Research on Multi-machine Parallel DP Algorithm Based on MapReduce
关键词: MapReduce; Douglas-Peucker算法; 曲线化简; 多机并行DP算法
张栋海, 黄丽娜, 刘晖, 唐健 . 基于MapReduce的多机并行DP算法与实验分析[J]. 地球信息科学学报, 2013 , 15(1) : 55 -60 . DOI: 10.3724/SP.J.1047.2013.00055
Real time and rapid simplification of large-scale data, required by personalized WebGIS service which is based on vector data, becomes more and more important. The study was based on Douglas-Peucker, one of classical curve simplification algorithms, but in the view of its low performance, it can hardly simplify large-scale data in real time and rapidly. At the same time, the development of cloud-computing offers new storage technologies and computational methods for real time and rapid simplification of large-scale data.
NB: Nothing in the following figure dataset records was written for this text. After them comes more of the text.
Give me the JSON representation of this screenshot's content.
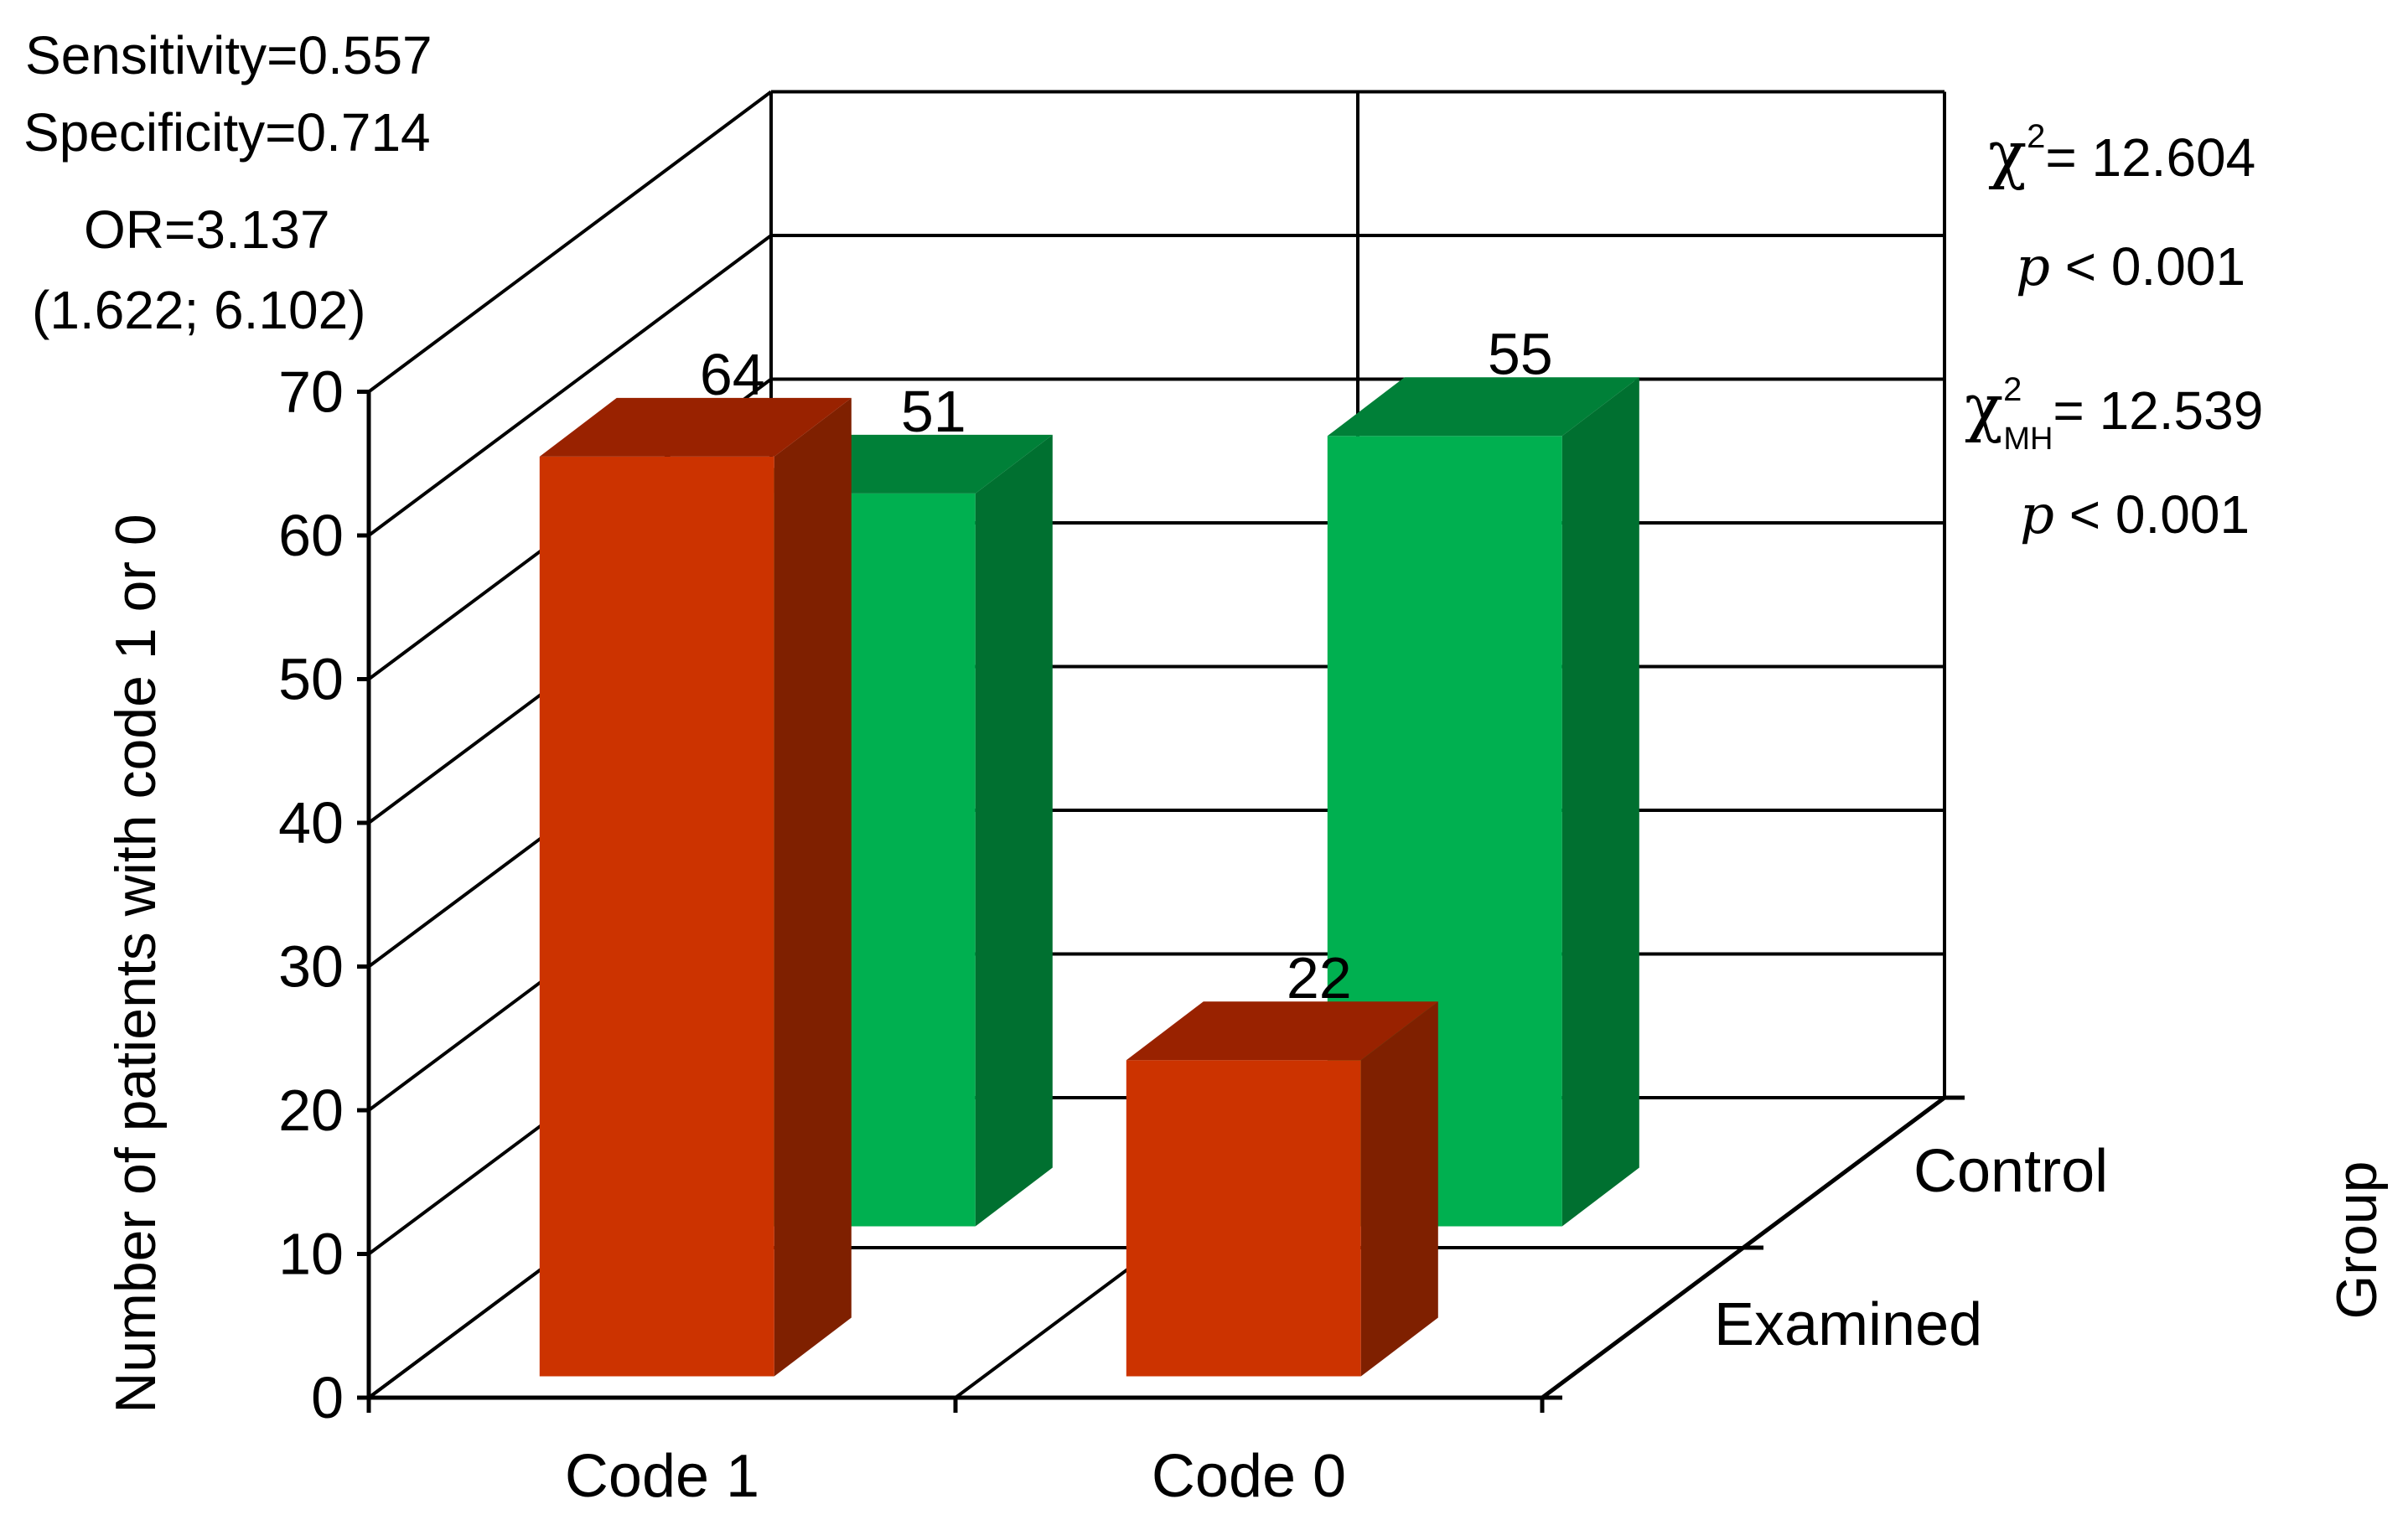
{
  "stats_left": {
    "sensitivity": "Sensitivity=0.557",
    "specificity": "Specificity=0.714",
    "or": "OR=3.137",
    "ci": "(1.622; 6.102)"
  },
  "stats_right": {
    "chi_symbol": "χ",
    "chi_sup": "2",
    "chi_value": "= 12.604",
    "p1_symbol": "p",
    "p1_value": " < 0.001",
    "chimh_symbol": "χ",
    "chimh_sup": "2",
    "chimh_sub": "MH",
    "chimh_value": "=  12.539",
    "p2_symbol": "p",
    "p2_value": " < 0.001"
  },
  "chart_data": {
    "type": "bar",
    "subtype": "3d-grouped",
    "categories": [
      "Code 1",
      "Code 0"
    ],
    "series": [
      {
        "name": "Examined",
        "values": [
          64,
          22
        ],
        "color": "#cc3300",
        "side_color": "#7f2000",
        "top_color": "#992200"
      },
      {
        "name": "Control",
        "values": [
          51,
          55
        ],
        "color": "#00b050",
        "side_color": "#007030",
        "top_color": "#008038"
      }
    ],
    "ylabel": "Number of patients with code 1 or 0",
    "zlabel": "Group",
    "ylim": [
      0,
      70
    ],
    "yticks": [
      0,
      10,
      20,
      30,
      40,
      50,
      60,
      70
    ],
    "grid": true
  }
}
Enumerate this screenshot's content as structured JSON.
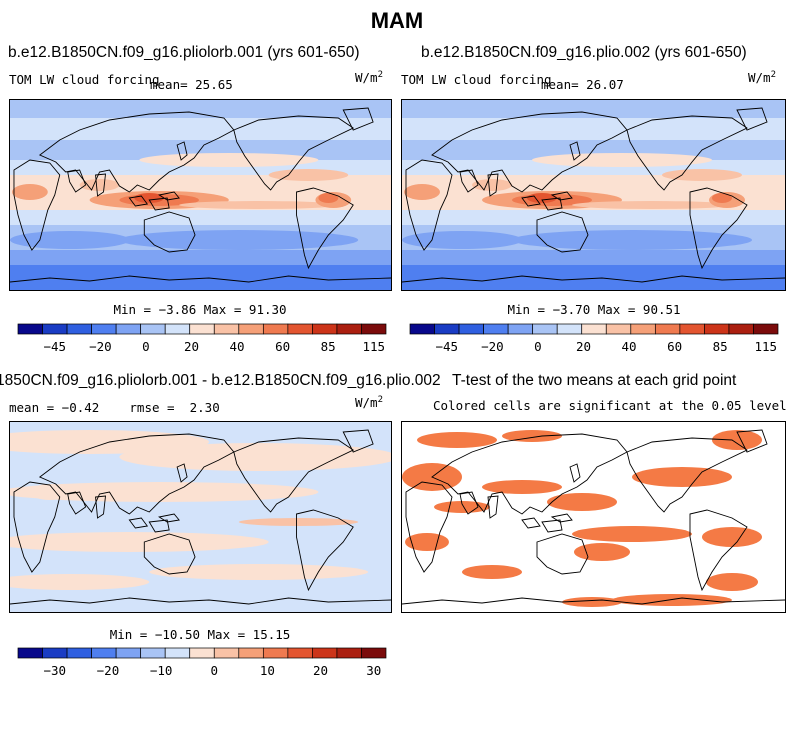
{
  "page": {
    "title": "MAM"
  },
  "panels": [
    {
      "id": "p1",
      "title": "b.e12.B1850CN.f09_g16.pliolorb.001 (yrs 601-650)",
      "left_label": "TOM LW cloud forcing",
      "stat": "mean=  25.65",
      "units": "W/m",
      "units_exp": "2",
      "minmax": "Min = −3.86 Max = 91.30",
      "kind": "field"
    },
    {
      "id": "p2",
      "title": "b.e12.B1850CN.f09_g16.plio.002 (yrs 601-650)",
      "left_label": "TOM LW cloud forcing",
      "stat": "mean=  26.07",
      "units": "W/m",
      "units_exp": "2",
      "minmax": "Min = −3.70 Max = 90.51",
      "kind": "field"
    },
    {
      "id": "p3",
      "title": "1850CN.f09_g16.pliolorb.001 - b.e12.B1850CN.f09_g16.plio.002",
      "left_label": "mean = −0.42    rmse =  2.30",
      "units": "W/m",
      "units_exp": "2",
      "minmax": "Min = −10.50 Max = 15.15",
      "kind": "difference"
    },
    {
      "id": "p4",
      "title": "T-test of the two means at each grid point",
      "subtitle": "Colored cells are significant at the 0.05 level",
      "kind": "significance"
    }
  ],
  "colorbars": [
    {
      "labels": [
        "−45",
        "−20",
        "0",
        "20",
        "40",
        "60",
        "85",
        "115"
      ],
      "colors": [
        "#08088b",
        "#1a3cc4",
        "#2f5fe0",
        "#4f7ff0",
        "#7ea3f3",
        "#a9c4f5",
        "#d3e3fa",
        "#fbe1d2",
        "#f9c2a6",
        "#f5a078",
        "#ef7a50",
        "#e35530",
        "#cc3419",
        "#ab1f10",
        "#7b0b0b"
      ]
    },
    {
      "labels": [
        "−45",
        "−20",
        "0",
        "20",
        "40",
        "60",
        "85",
        "115"
      ],
      "colors": [
        "#08088b",
        "#1a3cc4",
        "#2f5fe0",
        "#4f7ff0",
        "#7ea3f3",
        "#a9c4f5",
        "#d3e3fa",
        "#fbe1d2",
        "#f9c2a6",
        "#f5a078",
        "#ef7a50",
        "#e35530",
        "#cc3419",
        "#ab1f10",
        "#7b0b0b"
      ]
    },
    {
      "labels": [
        "−30",
        "−20",
        "−10",
        "0",
        "10",
        "20",
        "30"
      ],
      "colors": [
        "#08088b",
        "#1a3cc4",
        "#2f5fe0",
        "#4f7ff0",
        "#7ea3f3",
        "#a9c4f5",
        "#d3e3fa",
        "#fbe1d2",
        "#f9c2a6",
        "#f5a078",
        "#ef7a50",
        "#e35530",
        "#cc3419",
        "#ab1f10",
        "#7b0b0b"
      ]
    }
  ],
  "chart_data": {
    "type": "heatmap",
    "title": "MAM",
    "variable": "TOM LW cloud forcing",
    "units": "W/m2",
    "panels": [
      {
        "title": "b.e12.B1850CN.f09_g16.pliolorb.001 (yrs 601-650)",
        "mean": 25.65,
        "min": -3.86,
        "max": 91.3
      },
      {
        "title": "b.e12.B1850CN.f09_g16.plio.002 (yrs 601-650)",
        "mean": 26.07,
        "min": -3.7,
        "max": 90.51
      },
      {
        "title": "pliolorb.001 - plio.002",
        "mean": -0.42,
        "rmse": 2.3,
        "min": -10.5,
        "max": 15.15
      },
      {
        "title": "T-test of the two means at each grid point",
        "note": "Colored cells are significant at the 0.05 level"
      }
    ],
    "colorbar_field": {
      "ticks": [
        -45,
        -20,
        0,
        20,
        40,
        60,
        85,
        115
      ]
    },
    "colorbar_difference": {
      "ticks": [
        -30,
        -20,
        -10,
        0,
        10,
        20,
        30
      ]
    }
  }
}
So this study made use of hadoop, one of the open source cloud computing platforms, to design and realize multi-machine parallel Douglas-Peucker algorithm. In the algorithm, we deigned the logic slices of data, and assigned the slices to the clusters by MapReduce computing model, achieved parallel simplification. In order to verify the efficiency of the algorithm, we designed the experiments and compared the efficiency of traditional DP algorithm and multi-machine parallel DP algorithm in tow aspects: 1) the same threshold and different amount of data; and 2) the fixed amount of data and different thresholds. The result of the experiments showed: the multi-machine parallel DP algorithm was more efficient than tradition DP algorithm for large-scale data and high-complexity computing. In this case, the data processing time was much longer than the data allocated in the inter-cluster and the transmission time, and every node was involved in a certain operation, improved the efficiency of operations. But for small scale data and low-complexity computing, the advantage of multi-machine parallel DP algorithm was non-obvious. Mainly due to a part of the nodes didn't participate in the operation, the computing potential of the cluster was not full play, while the data processing required time was very short, so the data allocation and transmission time impacted obviously. And, in order to meet the real time and rapid simplification of large-scale data, the multi-machine parallel DP algorithm should choose the appropriate simplification method for different amount of data and complexity computing in future.